There we were halfway through the workshop with the IT leadership team and our attention shifted to the team's project delivery performance.
The insight from the executive was very clear. They saw the IT team as the department of 'no'! It didn't matter how good an idea it was IT would find a way to make sure it didn't get done. If through some cosmic miracle anything did get done then it was seen as being too little too late. Slow in the extreme and often what was done had significant issues when delivered.
"Let's have a look at some of the metrics" I suggested. It took about 250 days to deliver the average project. While these projects were often delivered on budget (70 per cent), they were late two-thirds of the time.
"These metrics do support that you are slow to deliver, nearly nine months on average. Do we know why?" The conversation stopped and no answers were offered.
The next statistic, the number of active projects, told the story. The team had over 100 active projects. "You have over 100 active projects yet your total team is how many? 80 maybe?" The team quickly corrected me, the actual answer was 75.

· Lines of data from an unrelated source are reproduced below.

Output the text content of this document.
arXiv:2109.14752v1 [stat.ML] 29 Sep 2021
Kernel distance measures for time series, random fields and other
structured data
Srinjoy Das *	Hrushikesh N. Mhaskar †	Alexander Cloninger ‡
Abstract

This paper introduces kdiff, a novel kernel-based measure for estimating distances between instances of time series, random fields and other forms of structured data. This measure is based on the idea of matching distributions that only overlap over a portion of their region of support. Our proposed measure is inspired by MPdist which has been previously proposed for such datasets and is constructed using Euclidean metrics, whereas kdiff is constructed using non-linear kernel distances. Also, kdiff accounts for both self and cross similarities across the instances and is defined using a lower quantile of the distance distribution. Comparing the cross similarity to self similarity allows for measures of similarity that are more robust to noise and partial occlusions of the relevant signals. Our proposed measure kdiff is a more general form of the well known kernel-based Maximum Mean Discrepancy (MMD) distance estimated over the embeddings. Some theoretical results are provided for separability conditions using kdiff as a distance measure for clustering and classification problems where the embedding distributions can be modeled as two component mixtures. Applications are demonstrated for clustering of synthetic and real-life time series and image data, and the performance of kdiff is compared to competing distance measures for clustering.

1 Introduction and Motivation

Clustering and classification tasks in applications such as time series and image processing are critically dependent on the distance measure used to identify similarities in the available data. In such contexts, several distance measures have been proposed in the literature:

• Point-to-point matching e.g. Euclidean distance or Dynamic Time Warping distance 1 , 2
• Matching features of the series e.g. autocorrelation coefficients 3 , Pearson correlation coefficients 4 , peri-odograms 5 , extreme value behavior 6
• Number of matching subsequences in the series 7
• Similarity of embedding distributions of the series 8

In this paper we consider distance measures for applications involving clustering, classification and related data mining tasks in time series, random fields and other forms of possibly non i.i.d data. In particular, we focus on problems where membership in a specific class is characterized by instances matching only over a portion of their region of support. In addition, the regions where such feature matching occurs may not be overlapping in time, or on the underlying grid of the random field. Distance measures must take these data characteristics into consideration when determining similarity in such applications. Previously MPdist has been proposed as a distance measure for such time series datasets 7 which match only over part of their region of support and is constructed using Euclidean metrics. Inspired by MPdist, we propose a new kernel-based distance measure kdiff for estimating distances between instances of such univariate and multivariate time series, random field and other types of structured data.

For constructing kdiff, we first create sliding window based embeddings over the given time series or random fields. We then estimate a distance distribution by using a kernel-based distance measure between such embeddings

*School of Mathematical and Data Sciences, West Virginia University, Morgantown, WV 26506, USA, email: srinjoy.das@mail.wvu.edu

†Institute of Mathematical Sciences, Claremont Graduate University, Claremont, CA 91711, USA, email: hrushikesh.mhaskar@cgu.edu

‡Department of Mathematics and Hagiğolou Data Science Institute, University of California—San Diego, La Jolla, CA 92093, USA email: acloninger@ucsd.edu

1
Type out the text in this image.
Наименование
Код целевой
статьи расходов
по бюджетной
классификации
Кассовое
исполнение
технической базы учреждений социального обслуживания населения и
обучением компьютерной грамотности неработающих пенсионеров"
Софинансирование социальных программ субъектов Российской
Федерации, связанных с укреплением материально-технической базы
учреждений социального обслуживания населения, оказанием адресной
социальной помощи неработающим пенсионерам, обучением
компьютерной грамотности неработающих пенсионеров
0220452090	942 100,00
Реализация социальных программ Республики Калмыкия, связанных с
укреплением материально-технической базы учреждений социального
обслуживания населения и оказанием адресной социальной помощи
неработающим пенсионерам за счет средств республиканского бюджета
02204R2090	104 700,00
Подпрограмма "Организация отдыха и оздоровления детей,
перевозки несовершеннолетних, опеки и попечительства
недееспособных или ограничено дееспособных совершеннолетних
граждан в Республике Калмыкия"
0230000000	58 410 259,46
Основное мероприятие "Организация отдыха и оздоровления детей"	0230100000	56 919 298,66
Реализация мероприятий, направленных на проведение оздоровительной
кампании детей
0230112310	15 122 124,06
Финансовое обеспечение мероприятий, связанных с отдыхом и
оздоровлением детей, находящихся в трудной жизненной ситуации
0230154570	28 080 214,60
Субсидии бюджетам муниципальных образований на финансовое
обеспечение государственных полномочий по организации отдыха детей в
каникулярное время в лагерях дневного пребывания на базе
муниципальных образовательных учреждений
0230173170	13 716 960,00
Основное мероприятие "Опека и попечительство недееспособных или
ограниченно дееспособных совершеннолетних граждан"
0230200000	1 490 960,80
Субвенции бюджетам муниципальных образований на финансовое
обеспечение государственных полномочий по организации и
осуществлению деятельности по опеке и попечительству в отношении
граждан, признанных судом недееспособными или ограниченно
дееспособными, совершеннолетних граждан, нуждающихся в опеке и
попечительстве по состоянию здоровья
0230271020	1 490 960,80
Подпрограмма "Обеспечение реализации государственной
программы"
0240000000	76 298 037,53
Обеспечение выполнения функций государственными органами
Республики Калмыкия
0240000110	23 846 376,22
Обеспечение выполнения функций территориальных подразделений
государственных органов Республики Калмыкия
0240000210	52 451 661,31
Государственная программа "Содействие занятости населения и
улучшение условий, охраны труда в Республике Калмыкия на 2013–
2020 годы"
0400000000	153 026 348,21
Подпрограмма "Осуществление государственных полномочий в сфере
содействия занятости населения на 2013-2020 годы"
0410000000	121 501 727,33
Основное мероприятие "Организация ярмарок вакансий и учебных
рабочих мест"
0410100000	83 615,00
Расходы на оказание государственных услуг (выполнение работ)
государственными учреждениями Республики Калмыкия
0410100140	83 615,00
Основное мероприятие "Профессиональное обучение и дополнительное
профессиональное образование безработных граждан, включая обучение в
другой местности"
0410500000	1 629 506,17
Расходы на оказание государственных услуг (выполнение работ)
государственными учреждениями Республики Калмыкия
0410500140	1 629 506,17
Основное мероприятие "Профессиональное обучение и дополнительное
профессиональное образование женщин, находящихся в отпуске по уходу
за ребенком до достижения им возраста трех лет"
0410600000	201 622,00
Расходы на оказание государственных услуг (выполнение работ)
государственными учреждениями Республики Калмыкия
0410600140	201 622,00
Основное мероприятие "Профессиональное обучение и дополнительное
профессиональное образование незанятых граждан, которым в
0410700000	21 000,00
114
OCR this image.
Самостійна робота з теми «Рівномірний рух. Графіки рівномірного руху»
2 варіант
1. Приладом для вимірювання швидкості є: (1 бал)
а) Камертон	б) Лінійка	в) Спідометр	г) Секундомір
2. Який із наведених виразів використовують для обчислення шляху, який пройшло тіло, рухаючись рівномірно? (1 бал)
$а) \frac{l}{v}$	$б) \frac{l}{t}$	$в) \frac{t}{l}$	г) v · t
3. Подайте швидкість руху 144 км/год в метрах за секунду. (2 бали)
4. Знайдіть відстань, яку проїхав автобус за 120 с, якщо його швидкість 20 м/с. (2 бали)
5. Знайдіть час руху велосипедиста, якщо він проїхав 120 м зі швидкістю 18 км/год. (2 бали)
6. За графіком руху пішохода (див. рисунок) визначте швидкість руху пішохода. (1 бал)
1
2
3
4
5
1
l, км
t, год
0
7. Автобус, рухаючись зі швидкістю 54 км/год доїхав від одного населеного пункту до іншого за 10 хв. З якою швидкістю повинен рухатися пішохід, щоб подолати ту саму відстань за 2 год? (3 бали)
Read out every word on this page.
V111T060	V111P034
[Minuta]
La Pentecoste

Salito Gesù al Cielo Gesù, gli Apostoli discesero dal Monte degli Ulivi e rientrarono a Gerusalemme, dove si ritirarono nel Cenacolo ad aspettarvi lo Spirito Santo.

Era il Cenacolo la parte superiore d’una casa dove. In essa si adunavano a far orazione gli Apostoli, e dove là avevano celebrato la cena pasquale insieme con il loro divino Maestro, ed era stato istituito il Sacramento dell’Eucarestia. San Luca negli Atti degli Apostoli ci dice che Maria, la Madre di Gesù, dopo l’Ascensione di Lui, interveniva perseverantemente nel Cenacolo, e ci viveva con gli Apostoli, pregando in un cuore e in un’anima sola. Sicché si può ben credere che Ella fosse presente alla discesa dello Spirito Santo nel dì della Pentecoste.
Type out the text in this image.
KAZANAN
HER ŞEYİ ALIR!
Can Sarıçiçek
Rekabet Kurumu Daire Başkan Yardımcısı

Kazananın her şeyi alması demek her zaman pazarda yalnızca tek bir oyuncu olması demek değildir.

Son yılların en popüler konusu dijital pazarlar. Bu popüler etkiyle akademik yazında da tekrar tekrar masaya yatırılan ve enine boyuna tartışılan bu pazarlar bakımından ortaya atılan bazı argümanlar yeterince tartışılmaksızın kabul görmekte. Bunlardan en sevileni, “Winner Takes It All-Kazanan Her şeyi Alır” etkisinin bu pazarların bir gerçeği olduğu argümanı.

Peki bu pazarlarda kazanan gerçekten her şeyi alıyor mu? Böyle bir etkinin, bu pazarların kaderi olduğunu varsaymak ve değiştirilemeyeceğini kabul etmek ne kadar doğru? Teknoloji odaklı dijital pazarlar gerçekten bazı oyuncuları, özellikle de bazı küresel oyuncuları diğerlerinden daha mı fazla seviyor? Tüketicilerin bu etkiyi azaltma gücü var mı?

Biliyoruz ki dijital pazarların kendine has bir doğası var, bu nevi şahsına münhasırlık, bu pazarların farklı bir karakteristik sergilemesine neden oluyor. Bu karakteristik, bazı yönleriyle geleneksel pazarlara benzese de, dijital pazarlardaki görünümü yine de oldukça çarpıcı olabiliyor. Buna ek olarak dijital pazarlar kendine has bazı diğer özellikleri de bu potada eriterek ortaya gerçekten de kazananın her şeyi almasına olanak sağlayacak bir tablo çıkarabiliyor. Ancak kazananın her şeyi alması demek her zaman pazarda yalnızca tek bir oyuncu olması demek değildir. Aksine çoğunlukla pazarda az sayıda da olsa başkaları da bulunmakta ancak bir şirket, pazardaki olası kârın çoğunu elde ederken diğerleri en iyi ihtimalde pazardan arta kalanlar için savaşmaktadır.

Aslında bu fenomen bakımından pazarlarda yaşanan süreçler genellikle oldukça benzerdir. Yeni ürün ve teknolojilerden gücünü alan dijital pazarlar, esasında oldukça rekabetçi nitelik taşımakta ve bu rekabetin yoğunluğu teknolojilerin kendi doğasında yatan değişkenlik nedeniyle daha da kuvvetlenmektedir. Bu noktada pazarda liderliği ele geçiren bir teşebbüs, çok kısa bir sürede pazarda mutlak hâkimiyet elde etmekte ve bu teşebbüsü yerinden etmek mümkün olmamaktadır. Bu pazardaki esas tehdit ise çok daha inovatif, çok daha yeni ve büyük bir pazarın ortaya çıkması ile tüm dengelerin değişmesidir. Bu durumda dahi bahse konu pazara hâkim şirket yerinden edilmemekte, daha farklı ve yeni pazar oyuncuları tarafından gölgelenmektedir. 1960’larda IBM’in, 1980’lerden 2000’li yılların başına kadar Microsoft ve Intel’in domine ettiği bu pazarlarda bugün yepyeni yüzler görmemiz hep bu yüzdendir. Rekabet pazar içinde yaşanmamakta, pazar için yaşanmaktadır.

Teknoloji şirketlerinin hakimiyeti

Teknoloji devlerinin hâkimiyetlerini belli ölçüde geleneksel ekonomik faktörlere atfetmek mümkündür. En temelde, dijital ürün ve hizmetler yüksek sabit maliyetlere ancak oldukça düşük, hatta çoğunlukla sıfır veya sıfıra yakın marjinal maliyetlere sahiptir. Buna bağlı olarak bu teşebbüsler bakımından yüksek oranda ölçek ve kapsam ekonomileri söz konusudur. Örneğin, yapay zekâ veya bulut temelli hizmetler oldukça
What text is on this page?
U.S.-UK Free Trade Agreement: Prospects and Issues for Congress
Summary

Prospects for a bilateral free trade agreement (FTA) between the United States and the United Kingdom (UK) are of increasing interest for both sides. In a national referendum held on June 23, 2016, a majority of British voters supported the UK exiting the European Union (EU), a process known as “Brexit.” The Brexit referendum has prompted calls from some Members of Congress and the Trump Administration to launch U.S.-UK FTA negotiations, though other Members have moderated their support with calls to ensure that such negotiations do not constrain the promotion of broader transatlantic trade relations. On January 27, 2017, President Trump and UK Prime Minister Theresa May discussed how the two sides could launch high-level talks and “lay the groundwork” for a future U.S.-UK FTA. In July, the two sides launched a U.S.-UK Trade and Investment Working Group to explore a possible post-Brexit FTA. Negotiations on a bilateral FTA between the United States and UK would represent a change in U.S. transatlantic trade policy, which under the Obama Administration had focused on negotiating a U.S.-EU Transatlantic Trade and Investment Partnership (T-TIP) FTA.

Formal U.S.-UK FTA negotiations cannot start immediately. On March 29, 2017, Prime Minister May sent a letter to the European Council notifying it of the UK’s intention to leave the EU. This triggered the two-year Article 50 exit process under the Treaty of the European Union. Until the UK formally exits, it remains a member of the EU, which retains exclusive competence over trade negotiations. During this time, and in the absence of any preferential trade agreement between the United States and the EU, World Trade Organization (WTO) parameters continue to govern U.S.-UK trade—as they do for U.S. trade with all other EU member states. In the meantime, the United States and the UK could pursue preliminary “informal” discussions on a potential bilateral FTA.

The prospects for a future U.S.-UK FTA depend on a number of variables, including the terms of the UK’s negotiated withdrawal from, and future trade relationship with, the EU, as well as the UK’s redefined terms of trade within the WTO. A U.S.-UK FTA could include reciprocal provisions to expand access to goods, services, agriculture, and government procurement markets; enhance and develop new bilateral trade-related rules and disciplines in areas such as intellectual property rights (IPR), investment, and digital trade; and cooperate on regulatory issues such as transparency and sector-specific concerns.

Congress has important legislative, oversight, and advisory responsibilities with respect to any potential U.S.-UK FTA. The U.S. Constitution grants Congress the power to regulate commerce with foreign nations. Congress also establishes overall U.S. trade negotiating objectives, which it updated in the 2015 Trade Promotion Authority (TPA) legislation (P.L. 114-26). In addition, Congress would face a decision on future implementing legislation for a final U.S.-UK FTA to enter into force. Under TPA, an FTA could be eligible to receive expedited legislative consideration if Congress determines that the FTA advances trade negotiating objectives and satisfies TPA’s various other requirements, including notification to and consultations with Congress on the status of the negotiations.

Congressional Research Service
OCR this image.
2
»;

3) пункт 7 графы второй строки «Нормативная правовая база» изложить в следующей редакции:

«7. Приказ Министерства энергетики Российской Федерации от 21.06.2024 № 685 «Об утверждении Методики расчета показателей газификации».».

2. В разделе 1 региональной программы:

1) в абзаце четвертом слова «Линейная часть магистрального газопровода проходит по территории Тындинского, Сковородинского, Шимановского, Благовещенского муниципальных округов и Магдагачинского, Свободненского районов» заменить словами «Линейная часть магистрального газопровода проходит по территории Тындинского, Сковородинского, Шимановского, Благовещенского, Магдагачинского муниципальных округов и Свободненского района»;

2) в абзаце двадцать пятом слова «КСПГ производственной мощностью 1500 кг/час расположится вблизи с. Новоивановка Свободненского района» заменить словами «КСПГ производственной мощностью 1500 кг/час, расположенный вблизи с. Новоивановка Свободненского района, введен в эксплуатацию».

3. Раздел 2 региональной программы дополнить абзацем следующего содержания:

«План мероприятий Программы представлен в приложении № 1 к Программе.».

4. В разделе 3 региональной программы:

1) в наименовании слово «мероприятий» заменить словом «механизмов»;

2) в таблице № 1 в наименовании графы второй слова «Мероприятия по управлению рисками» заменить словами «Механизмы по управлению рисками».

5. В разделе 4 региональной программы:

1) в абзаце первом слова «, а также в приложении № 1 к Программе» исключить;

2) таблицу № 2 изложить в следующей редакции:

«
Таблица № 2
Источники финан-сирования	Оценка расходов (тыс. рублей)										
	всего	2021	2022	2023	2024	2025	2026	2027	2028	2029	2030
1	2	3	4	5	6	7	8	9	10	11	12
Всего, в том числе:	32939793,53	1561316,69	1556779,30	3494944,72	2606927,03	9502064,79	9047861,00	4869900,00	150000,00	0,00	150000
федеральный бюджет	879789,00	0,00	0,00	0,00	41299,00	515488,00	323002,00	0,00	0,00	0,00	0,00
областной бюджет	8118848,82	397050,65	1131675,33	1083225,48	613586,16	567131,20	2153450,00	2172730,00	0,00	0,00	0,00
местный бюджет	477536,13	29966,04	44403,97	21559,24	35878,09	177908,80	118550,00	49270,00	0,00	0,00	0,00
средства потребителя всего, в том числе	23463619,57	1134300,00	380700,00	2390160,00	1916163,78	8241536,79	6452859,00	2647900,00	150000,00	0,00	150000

"So that's more than one project per team member and let's remember most of our team also have operational responsibilities to fulfil. Let's face it, you probably only have 20 or 30 people at most dedicated to projects. No wonder it takes so long to deliver a project, each person is doing three or four projects in parallel. In trying to do everything you end up being perceived as doing nothing."
The retort was heartfelt and immediate "it's not our fault" they exclaimed in unison.
The CIO continued on behalf of the group. "The problem is that the executive committee approves projects based upon the requests from the business. If the project looks like it's a good idea they say 'yes'. So what are we meant to do? We can't just ignore the decisions of the committee and it's not our job to say 'no' to the business."
The conversation continued. "OK, so what do you do to make it easy for the executive team to prioritise?" Blank looks. "Well, you need the executive to prioritise right?" I receive nods of acknowledgement.
"Well, how realistic is it to expect the executive to effectively prioritise 100 projects? To do this effectively the executive would need to understand each project in detail and then be able to compare them to each other. How long would that take? Ages, and even if they had the time, which they don't, do we really believe that the executive will have the detailed knowledge available to make great calls?"